Background (Long Answer)
Standard imaging techniques acquire complex k-space data, then an image is calculated as the magnitude of the Fourier transform of the k-space data. The noise in the magnitude images ((R. M. Henkelman. Measurement of signal intensities in the presence of noise in MRI images. Med. Phys., 12(2):232–233, 1985)) has a Rician distribution, based on the assumption that the noise on the real and imaginary channels is Gaussian. The probability density function for a Rice distribution is defined ((E. W. Weisstein. Rice distribution. Eric Weisstein’s World of Mathematics, 2000. http://mathworld.wolfram.com/RiceDistribution.html. )) as:
$latex P_{\mathrm{Rice}}(x) = \frac{x}{\sigma^2}\exp\left(-\frac{\mu^2+x^2}{2\sigma^2} \right) I_0\left(\frac{\mu x }{\sigma^2} \right) $
\label{eq:rician_pdf}
where $latex \sigma$ is the “standard deviation” of the function, $latex \mu$ is the mean, $latex x$ is the parameter, and $latex I_0\left(x\right)$ is a modified Bessel function of the first kind. The two interesting implications of the Rice
distribution is what happens as a function of $latex \mu/\sigma$.

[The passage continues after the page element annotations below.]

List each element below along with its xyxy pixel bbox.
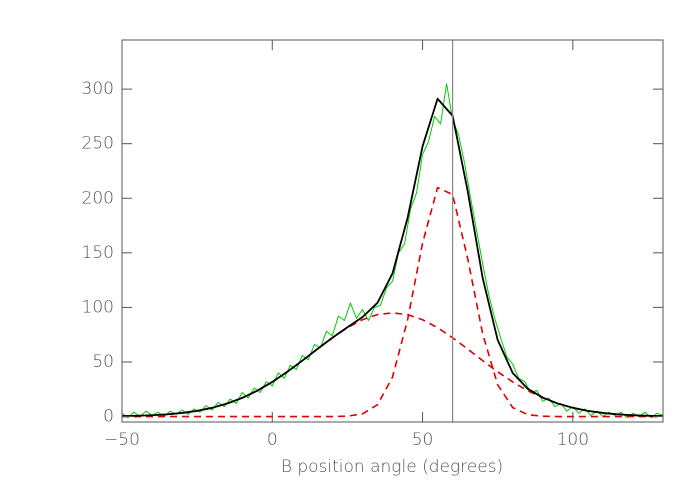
x-tick-label: 100	[557, 430, 589, 450]
x-tick-label: 0	[267, 430, 278, 450]
plot-frame	[121, 39, 664, 423]
x-tick-label: −50	[104, 430, 140, 450]
data-line	[121, 83, 664, 419]
data-line	[122, 186, 663, 418]
data-line	[121, 312, 664, 417]
x-tick-label: 50	[412, 430, 434, 450]
y-tick-label: 100	[82, 297, 114, 317]
y-tick-label: 0	[103, 407, 114, 427]
y-tick-label: 50	[92, 352, 114, 372]
x-axis-label: B position angle (degrees)	[281, 457, 503, 477]
data-line	[121, 97, 664, 418]
y-tick-label: 150	[82, 243, 114, 263]
y-tick-label: 300	[82, 79, 114, 99]
y-tick-label: 200	[82, 188, 114, 208]
y-tick-label: 250	[82, 134, 114, 154]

Rice distribution as a function of $latex \mu/\sigma$. When $latex \mu/\sigma$ is zero, for example in the black area of an MRI image, then the noise is Rayleigh distributed. When $latex \mu/\sigma$ is large, for example in the object of an MRI image, then the noise approximates a Gaussian distribution.
Limiting case as $latex \mu -> 0$
As $latex \mu/\sigma \to 0$, the Rician distribution becomes a Rayleigh distribution. The Bessel function $latex I_0(\mu) = 1$ when $latex \mu = 0$ and $latex \exp\left(-\frac{\mu^2+ x^2}{2 \sigma^2} \right) = \exp\left(-\frac{x^2}{2 \sigma^2}\right)$ when$latex \mu = 0$. Therefore,
$latex P_{\mathrm{Rice}}(x) &=& \frac{x}{\sigma^2} \exp\left(-\frac{x^2}{2\sigma^2} \right) \\ &=& P_{\mathrm{Rayleigh}}(x)$
\label{eq:rayleigh_pdf}
Limiting case as $latex \mu$ is large
As $latex \mu/\sigma \to \infty$, the Rician distribution becomes similar to a Gaussian distribution. The asymptotic expansion ((James A. Roberts. http://people.eecs.ku.edu/~jroberts/private/Appendix A.pdf)) of the Bessel function $latex I_0(x)$ when $latex x$ is large is:
$latex I_0(x) \sim \frac{e^x}{\sqrt{2 \pi x}} \left[ 1 + \frac{1}{8x} + \frac{1\cdot 9}{2!(8x)^2} + \frac{1\cdot 9 \cdot 25}{3!(8x)^3} + \cdots \right]$
\label{eq:bessel_expansion}
then, because $latex x \approx \mu$ the scaling factor in front of the exponential can be simplified leaving:
$latex P(x) & = & \frac{1}{\sqrt{2\pi \sigma^2}} \exp\left[-\frac{\left(x-\mu\right)^2}{2\sigma^2}\right] \\& = & P_{\mathrm{Gaussian}}(x) $
which is the probability function for Gaussian distribution.
All simulations, in the following chapters, used Rician noise. The Rician noise was created as $latex y_e(t_i) = \sqrt{ \left[y(t_i) + e_1 \right]^2 + e_2^2 }$, where $latex y$ is the true signal, and $latex e_1$ and $latex e_2$ are random numbers from a Gaussian distribution with zero mean and standard deviation $latex \sigma$. The standard deviation, $latex \sigma$, for the Gaussian distribution was defined as $latex y(t_1) / {\rm SNR}$.